Ричард Бейдеван и Альберт Герштейн были мертвы.
Они были мертвы уже тогда, когда мы с начальником полиции, сидя в спрятанном в переулке служебном автомобиле, внимали пению Альберта под аккомпанемент гитары. Мертвы, хотя мы оба в ту минуту еще считали их живыми.
Это мы узнали позже, когда спешно вызванный полицейский врач осмотрел трупы и сделал предварительное заключение.
Он находил, что убийство произошло незадолго до того, как за домом Ральфа Герштейна стали наблюдать. Нас с Грегором Абушем ввел в заблуждение магнитофон, кассета которого была рассчитана на два часа игры.

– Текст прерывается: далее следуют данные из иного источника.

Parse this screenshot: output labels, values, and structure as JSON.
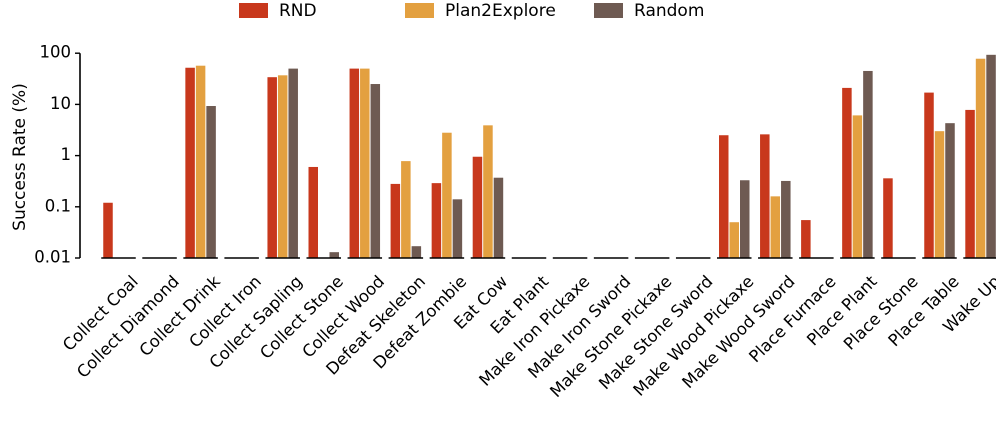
{
  "chart_data": {
    "type": "bar",
    "yscale": "log",
    "ylabel": "Success Rate (%)",
    "ylim": [
      0.01,
      100
    ],
    "yticks": [
      "0.01",
      "0.1",
      "1",
      "10",
      "100"
    ],
    "legend_position": "top-center",
    "categories": [
      "Collect Coal",
      "Collect Diamond",
      "Collect Drink",
      "Collect Iron",
      "Collect Sapling",
      "Collect Stone",
      "Collect Wood",
      "Defeat Skeleton",
      "Defeat Zombie",
      "Eat Cow",
      "Eat Plant",
      "Make Iron Pickaxe",
      "Make Iron Sword",
      "Make Stone Pickaxe",
      "Make Stone Sword",
      "Make Wood Pickaxe",
      "Make Wood Sword",
      "Place Furnace",
      "Place Plant",
      "Place Stone",
      "Place Table",
      "Wake Up"
    ],
    "series": [
      {
        "name": "RND",
        "color": "#c8381c",
        "values": [
          0.12,
          0,
          52,
          0,
          34,
          0.6,
          50,
          0.28,
          0.29,
          0.95,
          0,
          0,
          0,
          0,
          0,
          2.5,
          2.6,
          0.055,
          21,
          0.36,
          17,
          7.8
        ]
      },
      {
        "name": "Plan2Explore",
        "color": "#e3a040",
        "values": [
          0,
          0,
          57,
          0,
          37,
          0,
          50,
          0.78,
          2.8,
          3.9,
          0,
          0,
          0,
          0,
          0,
          0.05,
          0.16,
          0,
          6.1,
          0,
          3.0,
          78
        ]
      },
      {
        "name": "Random",
        "color": "#6e5a52",
        "values": [
          0,
          0,
          9.3,
          0,
          50,
          0.013,
          25,
          0.017,
          0.14,
          0.37,
          0,
          0,
          0,
          0,
          0,
          0.33,
          0.32,
          0,
          45,
          0,
          4.3,
          93
        ]
      }
    ]
  }
}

Глядя на застывшее лицо Альберта Герштейна, я с болью вспомнил, какие мысли совсем недавно возбуждало во мне его пение. Я с горечью осознавал, что оценил его талант лишь тогда, когда сам он уже был обречен на вечное молчание.
В состоянии, в котором я находился, никаких сомнений насчет того, кто убийца, у меня не возникло. Само обстоятельство, что Tea Кильсеймур отсутствовала, казалось мне достаточным доказательством ее вины.
Я повернулся к Грегору Абушу, чтобы что-то спросить, но слова застряли у меня, в горле. Я увидел нечто такое, что заставило меня вздрогнуть и в страхе отступить.
Прямо против меня находился нотный шкаф с овальным зеркалом. Верхняя часть зеркала оставалась в тени, свет падал лишь на нижнюю половину.
Из зеркальной глубины навстречу мне плыло тело Теи Кильсеймур.
Одетая в переливающееся золотистыми тонами вечернее платье, широко раскинув руки, она лежала на животе, прильнув лицом к ковру. Левая туфля держалась на ноге, вторая, повернув ко мне острый каблучок, валялась по соседству. В волосах Теи сверкали мелкие осколки стекла.
Меня взяла оторопь. Я никак не мог заставить себя оторваться от зеркала. Мне казалось, будто оно показывает вовсе не реальную картину, а плод моего болезненного воображения.
– Латорп, что с вами? – откуда-то издали долетел до меня озабоченный голос Грегора Абуша.
Взяв себя в руки, я обернулся. Как раз в тот момент, когда сержант Александер нагнулся и рассматривал неподвижное тело Теи Кильсеймур под роялем.